Il nous faut de ce fait ouvrir l’économie sur l’écologie. Des emplois, bien entendu, pour permettre à l’humain d’occuper une fonction citoyenne, avec des conditions de travail décentes et des salaires permettant de vivre, cela dans des écosystèmes protégés, pour lequel le Vivant-Nature occupe une place majeure, à préserver.
JE ou nous?
Ici, il s’agit d’une question fond que je vais toutefois aborder succinctement. Un leader se devrait de prendre la parole au nom d’un mouvement, au nom d’autres personnes, ayant le mandat de le faire. Du «je» répété de l‘un avec grande insistance, à tout hasard premier ministre sortant, et chez l’autre, affirmant un «je pense que…» fort et engagé, le «je» est-il toujours nécessaire?
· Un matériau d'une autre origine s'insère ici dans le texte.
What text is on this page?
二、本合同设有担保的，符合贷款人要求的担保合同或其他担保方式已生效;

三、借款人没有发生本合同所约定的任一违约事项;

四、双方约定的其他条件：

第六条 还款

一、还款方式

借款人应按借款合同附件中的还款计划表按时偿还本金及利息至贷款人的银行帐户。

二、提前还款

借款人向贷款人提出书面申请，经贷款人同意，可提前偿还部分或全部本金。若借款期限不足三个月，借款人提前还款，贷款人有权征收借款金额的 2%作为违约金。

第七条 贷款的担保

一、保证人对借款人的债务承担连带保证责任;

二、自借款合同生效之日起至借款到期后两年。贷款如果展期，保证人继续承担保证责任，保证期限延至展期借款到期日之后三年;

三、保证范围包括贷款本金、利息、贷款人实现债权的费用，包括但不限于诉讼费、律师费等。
Le «je» ne devrait-il pas parfois céder la place au «nous», le «nous» d’un collectif agissant, réflexif, interpellant…? Le politiste Philippe Braud ramène à notre réflexion qu’«en politique, plus encore qu’ailleurs dans la vie sociale, les mots sont des actes». (L’apport de la science politique à l’étude des langages du politique, 2010). Dans ce contexte de recherche de cohérence et de fidélité entre parole et action, les leaders politiques devraient voir à nous proposer des réflexions plus intimes, issues d’une personne portée par un «je», mais également des prises de paroles qui viennent s’ancrer plus largement, dans une espace de recherche collective, de cohérence d’un ensemble plus large que le seul «je», un «nous» assumé.
Sur ce, bon vote le 3 octobre. Il faut y participer en grand nombre, jeunes et moins jeunes.